Gerald had been best man at so many weddings that it took some imagination to see him as the bridegroom.
‘Are you going to the wedding?’ Alec asked.
‘Yes, we all are. Kids and all. Gerald wants the lot of us. And you as well. It’s not that far from Deepbrook. You could drive over in the afternoon. I don’t suppose Erica would particularly want to come, but perhaps you and Gabriel…?’
He paused, waiting for a reaction to this suggestion. Alec’s mouth was suddenly dry. He saw again the transatlantic jet, taking off, lifting, disappearing into the darkness of night and cloud. She’s gone. Gabriel’s gone.
After a bit, in a totally different voice, Brian said, ‘Is everything all right, old boy?’
‘Why do you ask?’
‘Well, to tell you the truth, the last few days, I’ve been thinking about you … had the feeling you were a bit under the weather. In fact, I’ve been meaning to ring you. Had this urge to have a word. Telling you about Gerald’s wedding was just a good excuse to pick up the telephone.’
Had this urge to have a word.
They had, as boys, been very close.

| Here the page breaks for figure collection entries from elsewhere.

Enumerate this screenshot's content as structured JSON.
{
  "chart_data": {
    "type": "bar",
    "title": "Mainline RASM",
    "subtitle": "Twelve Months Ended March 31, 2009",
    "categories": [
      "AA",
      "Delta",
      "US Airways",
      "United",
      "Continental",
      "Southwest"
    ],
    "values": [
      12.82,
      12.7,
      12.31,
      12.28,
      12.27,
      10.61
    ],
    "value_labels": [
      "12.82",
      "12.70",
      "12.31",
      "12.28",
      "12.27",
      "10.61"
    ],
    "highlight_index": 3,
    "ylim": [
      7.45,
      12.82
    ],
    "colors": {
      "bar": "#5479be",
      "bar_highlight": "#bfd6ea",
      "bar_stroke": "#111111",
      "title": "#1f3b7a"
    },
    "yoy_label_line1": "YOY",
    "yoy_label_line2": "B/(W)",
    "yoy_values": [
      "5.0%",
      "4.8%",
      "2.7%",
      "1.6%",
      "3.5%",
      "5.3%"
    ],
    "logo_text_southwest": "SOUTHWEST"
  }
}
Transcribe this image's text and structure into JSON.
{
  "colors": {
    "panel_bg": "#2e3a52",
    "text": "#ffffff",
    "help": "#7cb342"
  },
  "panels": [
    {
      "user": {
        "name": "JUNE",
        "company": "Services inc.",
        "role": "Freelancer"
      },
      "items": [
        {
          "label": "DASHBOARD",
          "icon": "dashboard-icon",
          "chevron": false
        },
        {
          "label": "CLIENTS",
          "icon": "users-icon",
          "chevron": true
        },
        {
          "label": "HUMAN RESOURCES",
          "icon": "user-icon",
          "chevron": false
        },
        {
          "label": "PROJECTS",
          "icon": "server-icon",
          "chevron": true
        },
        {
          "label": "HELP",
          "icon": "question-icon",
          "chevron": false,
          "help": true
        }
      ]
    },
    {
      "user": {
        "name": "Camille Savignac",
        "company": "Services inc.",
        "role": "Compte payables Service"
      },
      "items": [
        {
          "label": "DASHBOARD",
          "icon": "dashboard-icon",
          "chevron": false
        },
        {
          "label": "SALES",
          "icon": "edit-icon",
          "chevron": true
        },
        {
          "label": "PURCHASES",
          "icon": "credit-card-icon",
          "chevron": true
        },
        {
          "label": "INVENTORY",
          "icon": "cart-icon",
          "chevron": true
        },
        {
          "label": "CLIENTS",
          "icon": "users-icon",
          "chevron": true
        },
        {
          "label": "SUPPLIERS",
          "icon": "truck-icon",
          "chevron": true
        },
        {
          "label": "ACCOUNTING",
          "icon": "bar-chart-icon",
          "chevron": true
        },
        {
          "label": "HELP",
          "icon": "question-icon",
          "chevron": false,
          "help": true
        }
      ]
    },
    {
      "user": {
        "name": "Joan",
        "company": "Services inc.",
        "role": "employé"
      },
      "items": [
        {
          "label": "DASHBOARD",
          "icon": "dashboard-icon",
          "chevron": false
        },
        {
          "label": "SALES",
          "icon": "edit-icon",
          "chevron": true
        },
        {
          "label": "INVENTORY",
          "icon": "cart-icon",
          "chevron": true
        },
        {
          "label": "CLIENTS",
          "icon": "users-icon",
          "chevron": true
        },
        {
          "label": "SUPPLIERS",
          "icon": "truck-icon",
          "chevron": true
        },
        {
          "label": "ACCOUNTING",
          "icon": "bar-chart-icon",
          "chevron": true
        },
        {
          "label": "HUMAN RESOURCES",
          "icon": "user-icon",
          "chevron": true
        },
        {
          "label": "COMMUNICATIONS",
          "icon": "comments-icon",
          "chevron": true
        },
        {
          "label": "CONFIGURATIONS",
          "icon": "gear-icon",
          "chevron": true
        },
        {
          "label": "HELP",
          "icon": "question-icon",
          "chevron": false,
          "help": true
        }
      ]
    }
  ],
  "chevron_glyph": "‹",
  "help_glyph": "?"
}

The barriers of distance, the passing years, the two incompatible wives, the lack of communication had not destroyed their closeness. They had always been in touch, linked by a strong, invisible cord of blood and birth. Perhaps this unexpected telephone call, for whatever reason it had been made, was a sort of lifeline.
He clutched at it. He said, ‘Yes, everything’s wrong,’ and told Brian. It did not take very long.
When he was finished, Brian only said, ‘I see.’
‘I was going to write tomorrow and tell you. Or telephone … I’m sorry I didn’t get around to telling you before.’